Johnson was a Republican and was involved with many of the party's clubs.

==Breakheart Hill Forest==
In 1891, Johnson, Micajah Clough, and John Bartlett began purchasing land in the Six Hundred Acres, an area of wilderness in Saugus, for use as a hunting retreat which they would call Breakheart Hill Forest. The partners created two lakes on the property, Upper Pond and Lower Pond, and stocked them with fish. Johnson purchased a log cabin in Maine, numbered all of its parts, and brought it down to, where it was rebuilt on the shore of Lower Pond. The retreat was officially opened on June 12, 1891. In the early 1900s the partners increased the size of the property.

==Personal life==
In 1879, Johnson became affiliated with the First Universalist Church of Lynn. He was elected a member of the Parish on March 26, 1883, and received into Church membership on April 8, 1887. He was a superintendent of the Church School from 1886 to 1890, a trustee from 1888 to 1893 and in 1895, and chairman of the Board of Management from 1917 to 1921 and again from 1924 to 1928.

On June 15, 1881, Johnson married Ida Oliver of Saugus.
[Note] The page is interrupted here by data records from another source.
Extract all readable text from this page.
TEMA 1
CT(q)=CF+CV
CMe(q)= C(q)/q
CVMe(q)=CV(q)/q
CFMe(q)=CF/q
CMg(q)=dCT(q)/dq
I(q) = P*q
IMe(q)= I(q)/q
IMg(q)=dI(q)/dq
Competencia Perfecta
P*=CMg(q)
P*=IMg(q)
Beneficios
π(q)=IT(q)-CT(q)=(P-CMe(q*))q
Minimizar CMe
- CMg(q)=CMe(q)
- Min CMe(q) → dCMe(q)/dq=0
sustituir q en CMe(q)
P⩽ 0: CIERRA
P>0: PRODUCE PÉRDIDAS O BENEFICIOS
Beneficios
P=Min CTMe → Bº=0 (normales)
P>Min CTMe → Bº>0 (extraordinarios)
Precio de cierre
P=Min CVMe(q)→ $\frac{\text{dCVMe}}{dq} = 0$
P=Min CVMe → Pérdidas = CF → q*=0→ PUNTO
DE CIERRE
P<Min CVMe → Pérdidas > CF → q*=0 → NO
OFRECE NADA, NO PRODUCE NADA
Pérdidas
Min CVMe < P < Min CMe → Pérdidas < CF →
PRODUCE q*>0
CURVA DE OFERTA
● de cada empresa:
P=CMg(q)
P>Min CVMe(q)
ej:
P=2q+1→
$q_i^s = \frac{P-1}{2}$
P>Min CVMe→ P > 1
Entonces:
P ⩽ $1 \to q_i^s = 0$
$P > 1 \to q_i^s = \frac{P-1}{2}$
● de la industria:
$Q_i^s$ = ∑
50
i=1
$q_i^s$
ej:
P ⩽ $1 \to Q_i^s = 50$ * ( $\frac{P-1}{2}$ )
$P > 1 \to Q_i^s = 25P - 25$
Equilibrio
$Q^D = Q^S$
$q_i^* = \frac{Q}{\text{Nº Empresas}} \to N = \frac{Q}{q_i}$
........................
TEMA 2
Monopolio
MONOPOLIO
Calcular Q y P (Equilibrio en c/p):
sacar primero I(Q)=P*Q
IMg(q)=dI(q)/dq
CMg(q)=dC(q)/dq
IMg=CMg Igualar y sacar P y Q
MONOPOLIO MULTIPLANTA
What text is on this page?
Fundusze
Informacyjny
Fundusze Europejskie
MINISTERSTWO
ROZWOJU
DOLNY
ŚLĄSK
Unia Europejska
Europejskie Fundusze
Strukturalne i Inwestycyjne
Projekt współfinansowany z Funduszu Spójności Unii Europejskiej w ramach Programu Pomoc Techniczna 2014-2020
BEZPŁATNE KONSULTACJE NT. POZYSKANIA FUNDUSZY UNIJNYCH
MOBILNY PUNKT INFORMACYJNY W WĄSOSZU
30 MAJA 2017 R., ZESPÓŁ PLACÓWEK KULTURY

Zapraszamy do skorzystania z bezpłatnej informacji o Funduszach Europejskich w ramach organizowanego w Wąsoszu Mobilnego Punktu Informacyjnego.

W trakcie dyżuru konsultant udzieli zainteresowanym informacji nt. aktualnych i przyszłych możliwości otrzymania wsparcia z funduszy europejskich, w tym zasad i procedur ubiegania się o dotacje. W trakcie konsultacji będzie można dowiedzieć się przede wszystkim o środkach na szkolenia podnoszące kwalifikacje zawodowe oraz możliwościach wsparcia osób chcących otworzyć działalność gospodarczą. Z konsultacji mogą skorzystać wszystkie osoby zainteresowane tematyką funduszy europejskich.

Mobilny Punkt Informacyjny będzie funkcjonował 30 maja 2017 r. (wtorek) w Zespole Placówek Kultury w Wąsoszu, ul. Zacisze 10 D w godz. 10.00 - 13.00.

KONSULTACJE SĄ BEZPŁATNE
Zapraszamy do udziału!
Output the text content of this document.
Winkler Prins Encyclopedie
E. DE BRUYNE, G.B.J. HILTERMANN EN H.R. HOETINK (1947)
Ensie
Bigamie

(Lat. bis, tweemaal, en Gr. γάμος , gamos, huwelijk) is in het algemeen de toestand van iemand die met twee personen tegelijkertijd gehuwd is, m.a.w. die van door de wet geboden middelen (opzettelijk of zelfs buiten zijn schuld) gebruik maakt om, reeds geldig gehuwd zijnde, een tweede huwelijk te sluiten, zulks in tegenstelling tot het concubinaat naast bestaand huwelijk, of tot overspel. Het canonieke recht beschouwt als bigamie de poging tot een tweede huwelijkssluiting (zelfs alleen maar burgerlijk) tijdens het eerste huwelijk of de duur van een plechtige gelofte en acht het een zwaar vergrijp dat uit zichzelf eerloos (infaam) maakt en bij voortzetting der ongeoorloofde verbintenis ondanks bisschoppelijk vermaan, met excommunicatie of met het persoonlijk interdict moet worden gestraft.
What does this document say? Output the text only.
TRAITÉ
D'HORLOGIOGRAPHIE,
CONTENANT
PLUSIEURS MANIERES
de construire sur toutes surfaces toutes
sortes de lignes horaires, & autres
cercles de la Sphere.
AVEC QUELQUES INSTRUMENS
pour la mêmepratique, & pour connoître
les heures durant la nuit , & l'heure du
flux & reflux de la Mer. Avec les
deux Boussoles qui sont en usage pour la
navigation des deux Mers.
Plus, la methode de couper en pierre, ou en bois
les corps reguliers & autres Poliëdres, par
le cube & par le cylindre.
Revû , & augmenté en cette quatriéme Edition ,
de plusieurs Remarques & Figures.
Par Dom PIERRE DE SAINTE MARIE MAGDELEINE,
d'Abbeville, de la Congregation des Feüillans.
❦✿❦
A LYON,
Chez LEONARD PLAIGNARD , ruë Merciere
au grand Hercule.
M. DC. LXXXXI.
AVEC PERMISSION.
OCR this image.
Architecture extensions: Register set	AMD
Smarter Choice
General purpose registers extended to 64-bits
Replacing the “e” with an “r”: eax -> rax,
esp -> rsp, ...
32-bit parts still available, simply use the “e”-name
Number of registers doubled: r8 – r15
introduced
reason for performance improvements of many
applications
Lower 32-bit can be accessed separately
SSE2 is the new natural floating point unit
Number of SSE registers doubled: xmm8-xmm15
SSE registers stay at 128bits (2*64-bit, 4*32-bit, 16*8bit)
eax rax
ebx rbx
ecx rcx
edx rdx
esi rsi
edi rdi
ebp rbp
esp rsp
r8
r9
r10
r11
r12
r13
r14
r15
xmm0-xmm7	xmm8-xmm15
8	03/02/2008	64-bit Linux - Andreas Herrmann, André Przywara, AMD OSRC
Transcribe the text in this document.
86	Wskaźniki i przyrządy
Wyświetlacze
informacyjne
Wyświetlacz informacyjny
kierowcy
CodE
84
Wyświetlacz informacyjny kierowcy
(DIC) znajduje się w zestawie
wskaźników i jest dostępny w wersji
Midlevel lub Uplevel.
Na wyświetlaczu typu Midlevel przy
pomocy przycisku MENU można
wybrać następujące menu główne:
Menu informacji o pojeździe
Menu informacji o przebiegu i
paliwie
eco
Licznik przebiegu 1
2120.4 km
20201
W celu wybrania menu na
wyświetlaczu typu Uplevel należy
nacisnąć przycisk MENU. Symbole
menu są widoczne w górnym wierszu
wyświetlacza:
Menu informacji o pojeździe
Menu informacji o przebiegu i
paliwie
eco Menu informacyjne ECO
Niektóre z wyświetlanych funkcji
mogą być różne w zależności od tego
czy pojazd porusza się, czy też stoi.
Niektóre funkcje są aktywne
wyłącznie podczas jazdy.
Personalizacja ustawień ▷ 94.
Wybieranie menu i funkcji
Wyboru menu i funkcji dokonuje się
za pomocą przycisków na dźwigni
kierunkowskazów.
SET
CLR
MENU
They had two children, Romilly and Marian. Romilly, also known as George Romilli, was a composer who wrote the score for the Broadway musical Floretta with George Bagby. Ida Johnson died on May 27, 1894, in Lynn of pneumonia. On June 18, 1896, Johnson married Virginia Vernon Newhall. They had three children, Richard, Benjamin Jr., and Virginia, but only their sons lived into adulthood. Virginia Newhall Johnson died on July 5, 1926.

==Death==
Johnson died on February 19, 1932, at his home in Lynn after several months of illness. Civic memorial services were held at the First Universalist Church in Lynn on March 20, 1932.

In his will, Newhall left $35,000 in public gifts – $5,000 to the Methodist Episcopal Church of East Saugus to be used for the salary of the pastor, $5,000 to the town of Saugus for the purchase of library books, $10,000 to Radcliffe College for the establishment of the Virginia N. Johnson scholarship fund for worthy young women, preferably from Lynn, $5,000 to the First Universalist Church of Lynn, and $10,000 the Lynn Historical Society.

In 1934, the executors for Johnson and Clough sold the Breakheart Hill Forest to the Metropolitan District Commission for use as a state park.